Thursday, July 30, 2015

Scrum Project Success Metrics

Last week I was reading „The 2015 State of Scrum Report“ from Scrum Alliance. In February 2015, Scrum Alliance surveyed almost 5000 people about their use of Scrum. The survey respondents make up a diverse group, representing 108 countries and 14 industries. They reflect a range of functional areas, including IT software development, product development, operations, human resources, executives and sales and marketing (you can download the full report here).

Whilst reading, two questions and their responses caught my attention.

1) What were some of the challenges faced by your organisation in achieving its goals with Scrum? 

The number one answer with 52% was “We did not have clearly identified metrics to identify and measure the success of Scrum projects and delivery”.

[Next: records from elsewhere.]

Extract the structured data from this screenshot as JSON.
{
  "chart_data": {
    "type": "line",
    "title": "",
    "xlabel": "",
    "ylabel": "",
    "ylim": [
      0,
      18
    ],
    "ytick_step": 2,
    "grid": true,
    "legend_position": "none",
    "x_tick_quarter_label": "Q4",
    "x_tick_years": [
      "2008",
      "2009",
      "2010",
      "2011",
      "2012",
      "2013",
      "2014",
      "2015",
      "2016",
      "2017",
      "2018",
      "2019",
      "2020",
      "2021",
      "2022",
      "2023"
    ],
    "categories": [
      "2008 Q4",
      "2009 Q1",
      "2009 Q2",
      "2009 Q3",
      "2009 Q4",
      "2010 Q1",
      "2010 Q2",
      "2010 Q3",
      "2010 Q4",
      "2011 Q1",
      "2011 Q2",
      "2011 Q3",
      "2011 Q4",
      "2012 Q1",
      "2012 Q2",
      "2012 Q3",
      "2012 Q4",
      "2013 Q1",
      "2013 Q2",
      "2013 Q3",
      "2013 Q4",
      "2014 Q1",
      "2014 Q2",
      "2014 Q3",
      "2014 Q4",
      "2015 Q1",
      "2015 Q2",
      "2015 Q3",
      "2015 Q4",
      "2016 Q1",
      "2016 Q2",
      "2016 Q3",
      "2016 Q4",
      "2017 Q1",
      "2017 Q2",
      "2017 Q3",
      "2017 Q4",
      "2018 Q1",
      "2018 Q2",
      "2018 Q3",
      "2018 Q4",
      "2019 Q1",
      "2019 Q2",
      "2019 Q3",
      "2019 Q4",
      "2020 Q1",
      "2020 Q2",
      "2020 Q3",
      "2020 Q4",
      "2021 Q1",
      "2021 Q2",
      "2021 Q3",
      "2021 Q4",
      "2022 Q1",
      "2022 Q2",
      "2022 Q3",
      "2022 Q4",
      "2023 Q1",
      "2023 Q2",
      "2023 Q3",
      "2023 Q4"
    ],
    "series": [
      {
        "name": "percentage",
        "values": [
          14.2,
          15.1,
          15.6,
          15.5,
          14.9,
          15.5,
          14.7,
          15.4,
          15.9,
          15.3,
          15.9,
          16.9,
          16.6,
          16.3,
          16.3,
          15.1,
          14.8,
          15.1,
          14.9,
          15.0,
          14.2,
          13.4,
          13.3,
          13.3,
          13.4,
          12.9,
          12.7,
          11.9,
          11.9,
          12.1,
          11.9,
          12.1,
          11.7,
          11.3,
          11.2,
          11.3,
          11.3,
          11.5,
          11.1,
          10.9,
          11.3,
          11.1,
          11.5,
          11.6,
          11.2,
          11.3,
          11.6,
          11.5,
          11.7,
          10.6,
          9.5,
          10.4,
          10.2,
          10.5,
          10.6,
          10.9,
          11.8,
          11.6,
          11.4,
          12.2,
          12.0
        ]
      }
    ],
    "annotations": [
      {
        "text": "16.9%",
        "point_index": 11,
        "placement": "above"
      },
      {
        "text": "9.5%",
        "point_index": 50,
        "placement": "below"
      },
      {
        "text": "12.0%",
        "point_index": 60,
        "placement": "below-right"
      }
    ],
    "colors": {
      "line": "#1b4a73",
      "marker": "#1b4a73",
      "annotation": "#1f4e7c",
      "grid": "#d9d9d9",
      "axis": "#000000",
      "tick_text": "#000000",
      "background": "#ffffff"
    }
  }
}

2) Considering all the projects in your organization that were managed using Scrum, what percent of the time would you estimate they were delivered successfully?

The answers were as following:
a. 75%+ of time: 42%
b. 60-75% of time: 32%
c. 25-50% of time: 14%
d. 0-25% of time: 12%

Regarding the first question it is hard for me to understand that organizations are not able to measure the success of a project/delivery. For me this is independent of Scrum, cause the same measurement can be used by any other project methodology.

Yes the sentence “full scope, on time, in budget and high quality” will not work with Scrum, but it does not for Waterfall either. This only states that your planning was correct (or that your project adapted to the planning). It does not say anything about the successful outcome of the project itself.

Depending on your project you can use a set of metrics like:
- Employee / Project Member satisfaction
- Stakeholder satisfaction
- Customer satisfaction
- Quality delivered to customer
- Time to market
- Return on Investment
- Meeting business case objectives
- Customer adaption
- Meeting governance criteria
- Benefits realization

When you look at this list of metrics you will notice that none of the typical Scrum Project metrics like Techncial Debt, Retrospective Items or Velocity are listed. This is because those metrics measure the quality of the Scrum process and are focused on improving Scrum teams. They do not say anything about the success of the project itself. When defining your own organization's metrics it very important to make this difference.

What you can also see is that none of the metrics is Scrum specific. Nor specific for Waterfall or any other method. So when the answer is “We did not have clearly identified metrics to identify and measure the success of Scrum projects and delivery” this is the same as saying "I have no metrics in place to identify success of any project or delivery in my organization". Which is pretty scary.

The reason why the second question caught my attention is the relation with the first. When you have no project success definition how can you answer the question regarding project success rates?